- Born: May 31, 1900 Leipzig
- Died: April 10, 1944 (aged 43) Paris
- Education: TU Dresden
- Known for: Mögel–Dellinger effect
- Scientific career
- Doctoral advisor: Heinrich Barkhausen

= Hans Mögel =

German engineer

Hans Ernst Mögel (May 31, 1900 - April 10, 1944) was a German electrical engineer. He is known for his observation of sudden ionospheric disturbances, particularly the Mögel–Dellinger effect.
== Life ==
Mögel was born in Leipzig. In 1922, he earned a degree in electrical engineering at the Dresden University of Technology. He finished his thesis on the Simultaneous Excitation of Two Oscillations with the Help of a Three-Element Vacuum Tube supervised by Heinrich Barkhausen in 1926, defending it in 1927.

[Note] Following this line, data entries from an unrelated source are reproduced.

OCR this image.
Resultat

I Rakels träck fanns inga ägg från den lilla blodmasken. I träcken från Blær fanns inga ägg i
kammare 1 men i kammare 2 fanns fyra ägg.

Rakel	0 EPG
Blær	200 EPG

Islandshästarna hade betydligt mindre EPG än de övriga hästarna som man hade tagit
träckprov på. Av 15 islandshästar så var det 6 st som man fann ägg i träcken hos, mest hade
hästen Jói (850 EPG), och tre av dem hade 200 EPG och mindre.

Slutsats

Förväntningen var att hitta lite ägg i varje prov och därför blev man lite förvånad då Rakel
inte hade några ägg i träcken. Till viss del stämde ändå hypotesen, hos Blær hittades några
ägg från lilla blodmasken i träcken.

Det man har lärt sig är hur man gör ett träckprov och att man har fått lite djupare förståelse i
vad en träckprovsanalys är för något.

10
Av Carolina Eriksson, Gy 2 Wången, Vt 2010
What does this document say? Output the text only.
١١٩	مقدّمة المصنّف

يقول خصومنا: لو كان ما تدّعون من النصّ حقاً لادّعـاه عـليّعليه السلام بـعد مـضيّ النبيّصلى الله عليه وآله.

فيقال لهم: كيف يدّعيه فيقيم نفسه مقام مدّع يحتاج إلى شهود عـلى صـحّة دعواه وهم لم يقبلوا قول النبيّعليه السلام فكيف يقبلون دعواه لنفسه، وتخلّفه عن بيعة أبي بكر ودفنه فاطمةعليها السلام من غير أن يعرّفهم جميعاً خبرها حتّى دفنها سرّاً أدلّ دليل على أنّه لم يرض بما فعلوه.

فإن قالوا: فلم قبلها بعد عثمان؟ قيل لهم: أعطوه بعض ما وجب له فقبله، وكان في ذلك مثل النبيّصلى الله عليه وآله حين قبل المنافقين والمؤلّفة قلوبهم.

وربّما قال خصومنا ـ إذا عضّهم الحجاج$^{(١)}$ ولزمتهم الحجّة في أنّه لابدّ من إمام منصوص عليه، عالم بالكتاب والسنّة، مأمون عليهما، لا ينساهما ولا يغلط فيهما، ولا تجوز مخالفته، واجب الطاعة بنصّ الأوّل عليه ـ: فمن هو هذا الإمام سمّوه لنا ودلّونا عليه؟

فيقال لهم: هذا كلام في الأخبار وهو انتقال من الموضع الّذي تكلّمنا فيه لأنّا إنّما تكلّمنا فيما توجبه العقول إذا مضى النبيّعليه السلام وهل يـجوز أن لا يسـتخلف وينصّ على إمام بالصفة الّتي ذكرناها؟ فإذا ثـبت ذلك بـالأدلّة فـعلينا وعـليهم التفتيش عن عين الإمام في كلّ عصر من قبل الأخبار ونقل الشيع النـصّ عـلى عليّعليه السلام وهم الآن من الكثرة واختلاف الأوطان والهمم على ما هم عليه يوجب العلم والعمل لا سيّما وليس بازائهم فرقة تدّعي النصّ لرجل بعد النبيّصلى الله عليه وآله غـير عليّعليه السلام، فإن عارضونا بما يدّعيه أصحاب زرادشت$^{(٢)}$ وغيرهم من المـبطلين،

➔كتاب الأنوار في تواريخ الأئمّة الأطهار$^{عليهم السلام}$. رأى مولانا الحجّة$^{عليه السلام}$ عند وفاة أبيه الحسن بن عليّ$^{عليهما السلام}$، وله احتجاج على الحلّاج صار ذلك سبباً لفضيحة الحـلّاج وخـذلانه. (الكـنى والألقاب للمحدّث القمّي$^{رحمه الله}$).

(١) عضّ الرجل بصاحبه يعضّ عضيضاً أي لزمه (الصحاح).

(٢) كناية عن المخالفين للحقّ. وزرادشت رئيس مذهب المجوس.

From 1926 to 1932 Mögel worked for Transradio, a subsidy of Telefunken. During this time he published a significant paper titled About Relationships Between Short-Wave Receiving Disturbances and Disturbance of the Magnetic Field of the Earth, in which he described a new phenomenon creating short time disturbances in the sunlit hemisphere fundamentally different from geomagnetically related disturbances. Later in 1935 John Howard Dellinger identified a connection of this phenomenon to solar flares.

During World War II Mögel was a member of the corps of engineers of the Luftwaffe and was stationed in Paris as the head of the air force communication service. His activities in this role suggest involvement in the Battle of the Beams. Mögel died in Paris in 1944 from a heart attack.